Now the best goal scorer since 2016:

Clumps, empty spaces, lots of multi-goal games one year, none the other. There's a story you can devise for every break in the action. And there are identifiable things you can name in the set of random events outside the player's control. Everyone knows about Matthews' injury history. But don't fall into the "just one thing" explains it all trap. All the random events that make goal scoring show a Poisson distribution are still there.

The desire for an ordered, comfortable world is understandable. There's a lot of people who want the glow worm universe to deal out randomness from a deck of cards, one to each person. Fair. Even. And if it's not, someone in a black hat is to blame. But the best goal-scorer in the world produces goals in a random way.

By the way, Auston Matthews has the highest ixG of any player charted here at 2.4. There are very few fully blue dots over all the charts.

A secondary player looks like this:

Why is he so bad and overpaid? Or why was he good and underpaid? Well, you see his goals are randomly distributed based on his inherent rate of... not very dramatic a tale is it? He's cursed or he's just old now, or it's a contract year. You see that story all the time, and people believe in it fully. It's easier if you just ignore the times that don't fit the pattern. Like now.

You can see growth in young players – you can see Bertuzzi getting better as he comes into his peak years. You can see players age if you pick the right seasons for that individual. But that's the rate. Skill resides in the rate. The placement is unpredictable. And while ixG predicts the future better than other things, I think we've seen enough to realize that single game ixG isn't going to tell you how many goals went in the net.

Remember the last time a guy on the Leafs seemed like he would never score?

Flash back to early 2018, and he's a bum who never scores. But just a few months earlier at the end of 2017-2018, he was a hero. Pick your endpoints, make a story.

Now we all know how randomness influences goal scoring.
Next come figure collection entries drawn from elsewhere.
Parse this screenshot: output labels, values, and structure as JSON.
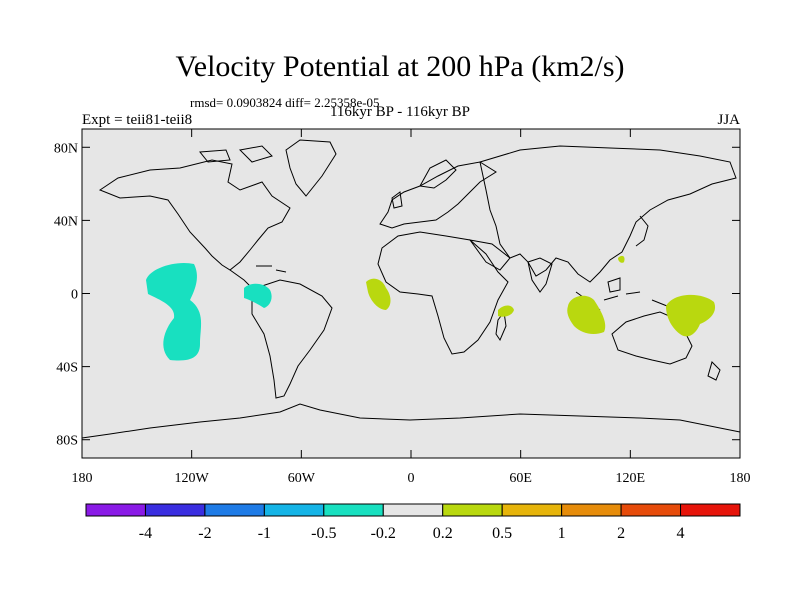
{
  "title": "Velocity Potential at 200 hPa (km2/s)",
  "stats_text": "rmsd= 0.0903824 diff= 2.25358e-05",
  "experiment_text": "Expt = teii81-teii8",
  "period_text": "116kyr BP - 116kyr BP",
  "season_text": "JJA",
  "map": {
    "projection": "cylindrical equidistant",
    "lon_range": [
      -180,
      180
    ],
    "lat_range": [
      -90,
      90
    ],
    "background_color": "#e6e6e6",
    "lat_tick_labels": [
      "80N",
      "40N",
      "0",
      "40S",
      "80S"
    ],
    "lon_tick_labels": [
      "180",
      "120W",
      "60W",
      "0",
      "60E",
      "120E",
      "180"
    ]
  },
  "colorbar": {
    "colors": [
      "#8a1ae6",
      "#3a2ee0",
      "#1e7be6",
      "#15b4e6",
      "#18e0c0",
      "#e6e6e6",
      "#b9d80f",
      "#e6b40a",
      "#e68c0a",
      "#e64b0a",
      "#e6140a"
    ],
    "labels": [
      "-4",
      "-2",
      "-1",
      "-0.5",
      "-0.2",
      "0.2",
      "0.5",
      "1",
      "2",
      "4"
    ]
  },
  "features": [
    {
      "name": "central-pacific-negative",
      "sign": "negative",
      "color": "#18e0c0"
    },
    {
      "name": "northern-south-america-negative",
      "sign": "negative",
      "color": "#18e0c0"
    },
    {
      "name": "gulf-of-guinea-positive",
      "sign": "positive",
      "color": "#b9d80f"
    },
    {
      "name": "madagascar-positive",
      "sign": "positive",
      "color": "#b9d80f"
    },
    {
      "name": "indian-ocean-positive",
      "sign": "positive",
      "color": "#b9d80f"
    },
    {
      "name": "western-pacific-positive",
      "sign": "positive",
      "color": "#b9d80f"
    },
    {
      "name": "east-china-sea-positive",
      "sign": "positive",
      "color": "#b9d80f"
    }
  ]
}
This post has definitely not been brought to you by a gambling company.

There are a million true stories about hockey. Just watch Auston Matthews for a game or two and you'll find a lot. Goal streaks and droughts, scoring "races" and Bobby McMann are fun things to talk about. But demanding a player "try hard" the puck in the net is a fable about work ethic, not how the game works. When you know where goals come from, and when they come, then you can start looking for the true stories in the game.
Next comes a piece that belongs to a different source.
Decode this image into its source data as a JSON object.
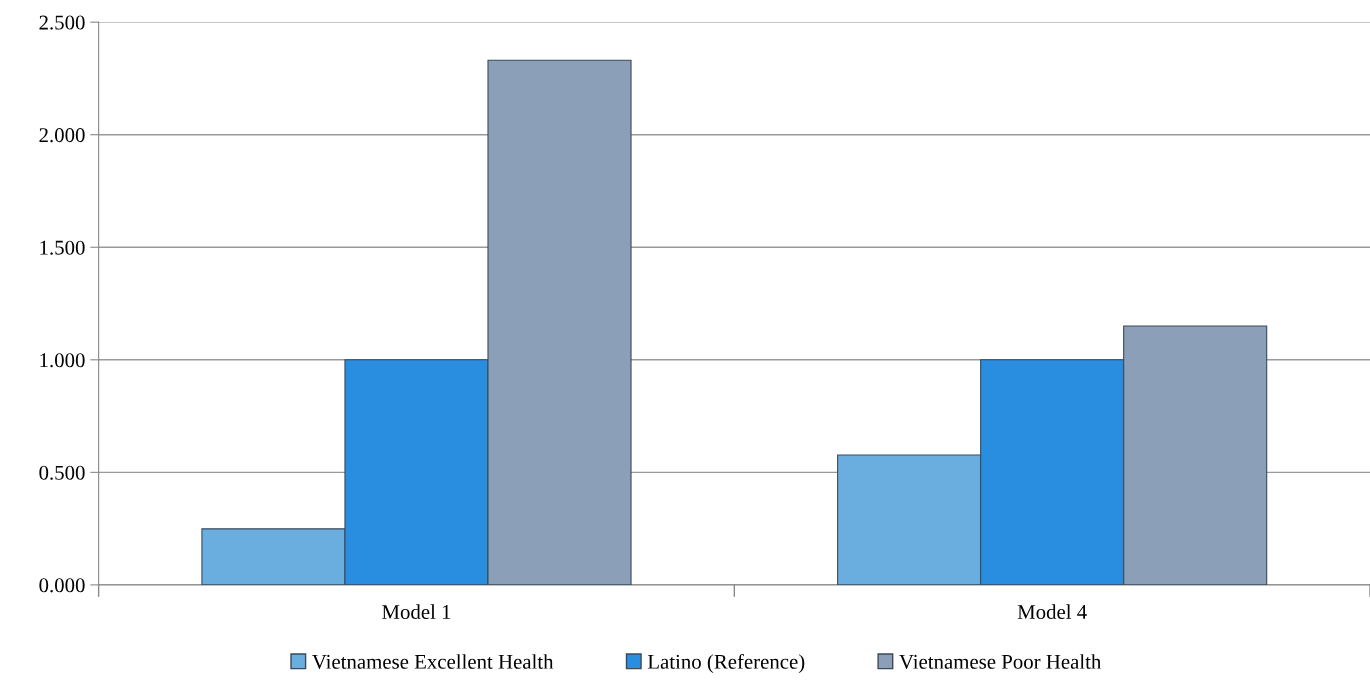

Oh, sorry, I forgot to tell you who the first guy is. He's fake. I generated a Poisson distribution using a 20-25 goal per 82 game season rate, and I gave him fake ixG based on Kadri's distribution, but randomly generated. I got lazy and gave him exactly 14 minutes in every game, and looked up Phil Kessel's games played to make him an iron man who plays every game. His goals would be even more classically random-looking with more realistically variable ice time. But he's a solid, consistent supplementary player who every Leafs fan would want to trade this season because he's not earning his $5 million cap hit.